The Mothers are the older women of the Upper Room, the community church around which the story is centered, and the book takes on an interesting perspective. Bennett changes between using the collective voice of the Mothers, who become omniscient when speaking, and the third-person narratives of Nadia Turner, Luke Sheppard and Aubrey Evans, arguably the main characters. The story follows the lives of these three from the summer before Nadia leaves for college to their early thirties, entangling them tirelessly together.

Nadia and Aubrey become good friends one summer, bonding over the shared absence of a mother in their lives, as Nadia’s mother committed suicide a few months prior and Aubrey moved out of her house to escape a terrible situation. Nadia and Luke found each other slightly earlier and entered into a lighthearted relationship that ended with a pain that seems irreconcilable. Luke and Aubrey meet through one of the Upper Room’s programs. Indeed, all three of them are tied to the church, even if they don’t want to be, and it is the church that brings them together, in one way or another.

The book begins with the Mother’s opening, which sets the tone for the entire novel: this is a story about black America and abortion and living in a community that prides itself on its values of God, virtue and togetherness.

From there, we are introduced to Nadia, Luke and Aubrey, three young teenagers characterized by stereotypes that they immediately disregard. Nadia is the girl confident with her body who goes out and parties, but still got a scholarship to go to school in Michigan. Luke is the star football player whose injury his sophomore year of college still haunts him. Aubrey is the quiet good girl who goes to church and keeps her head down but harbors a pain that she never escapes. In contemporary America, still wrought with racism, this book stands as a testament to the strength and voice of a minority still plagued by discrimination.

Bennett makes everyone in the novel feel real, as only character-driven books can, but even this seemingly simple assertion is multi-faceted—everyone in the novel is frank about the realities they face.

Aubrey knows she’ll have to go to community college, Luke has accepted that his bad leg means his future playing football will never be realized.

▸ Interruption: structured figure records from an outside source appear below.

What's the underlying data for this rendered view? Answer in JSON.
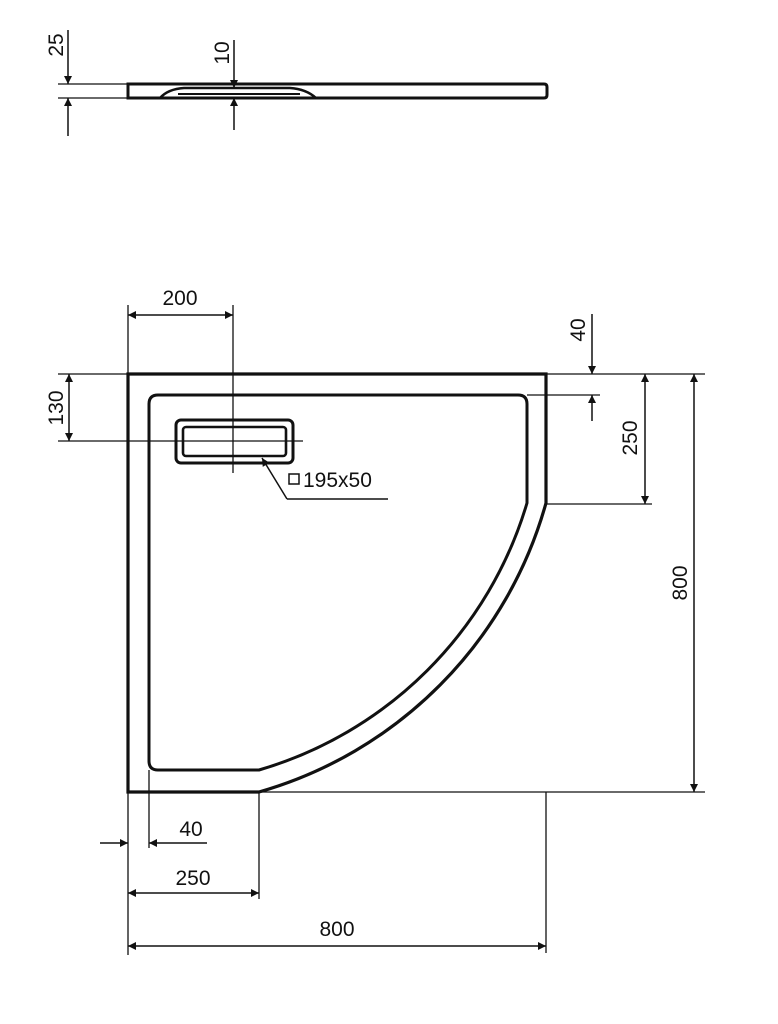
{
  "drawing": {
    "type": "technical-drawing",
    "subject": "quadrant shower tray",
    "colors": {
      "line": "#111111",
      "background": "#ffffff"
    }
  },
  "side_view": {
    "dimensions": {
      "tray_thickness": "25",
      "drain_depth": "10"
    }
  },
  "plan_view": {
    "dimensions": {
      "drain_offset_x": "200",
      "drain_offset_y": "130",
      "drain_size": "195x50",
      "rim_width_top": "40",
      "straight_right": "250",
      "overall_height": "800",
      "rim_width_left": "40",
      "straight_bottom": "250",
      "overall_width": "800"
    },
    "drain_symbol": "square-symbol"
  }
}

Nadia knows that even the tiniest incident could jeopardize her chance to get away from the town in which her mother has just died, and everyone in the novel knows just how easy it is to get shot for being black.

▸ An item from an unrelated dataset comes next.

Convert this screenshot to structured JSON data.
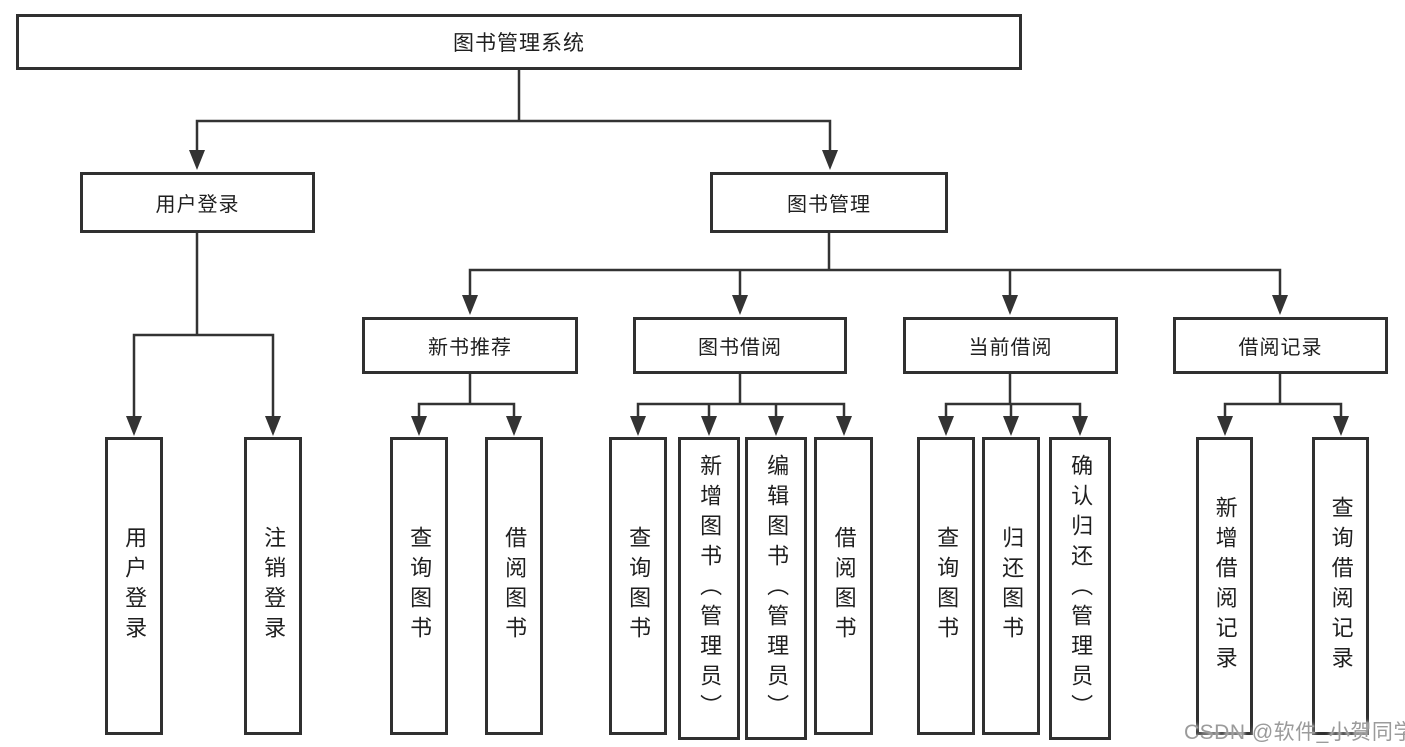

Bennett makes no effort to put a varnish over the grimness of being black in contemporary America and strikes a beautiful balance between ignoring it and making it the central focus of the story. She presents the reality honestly, exactly as it is, and this allows it to play a role in the story without being the central focus.

“The Mothers,” then, leaves a raw and powerful impression. I can’t even begin to describe the beauty of Brit Bennett’s writing, with to-the-point paragraphs punctuated by fragments that proclaim literary perfection and mastery of the language, a simple plot that allows you to truly understand the lives of the characters and their community and an unflinching narration that tells truths like no other novel has.

Truly, Bennett’s debut novel should be met with resounding applause. It is raw, honest and beautiful, all courtesy of the simplicity of the plot. The novel puts its head down and does what it needs to do, says what it wants to say and doesn’t sugar-coat anything or check to see the reaction it garners. It just is, and this allows you to reflect on the characters as well as yourself. It’s a prime example of the artist having no control over the message their art sends. It feels like Bennett wrote this novel for herself, from herself, and any response you feel is unbiased and solely your own. This makes the novel itself all the more powerful, because it presents realities—sometimes ugly ones—and forces you to think about them.

This is a review I will never be finished writing, because I know I’ll never stop thinking about this book. Bennett has a voice that speaks for more than just one generation: she speaks for decades’ worth of people and communities and identities, and she presents you with the opportunity to pay attention to what they have to say. If you read nothing else this year, read this book. It is important, it is real, and it presents voices drowned out for generations through writing that deserves to be heralded for generations to come. This is a must read.

Brit Bennett will be reading from “The Mothers” at the Maryland State Library for the Blind & Physically Handicapped on Oct. 20, hosted by The Ivy Bookshop.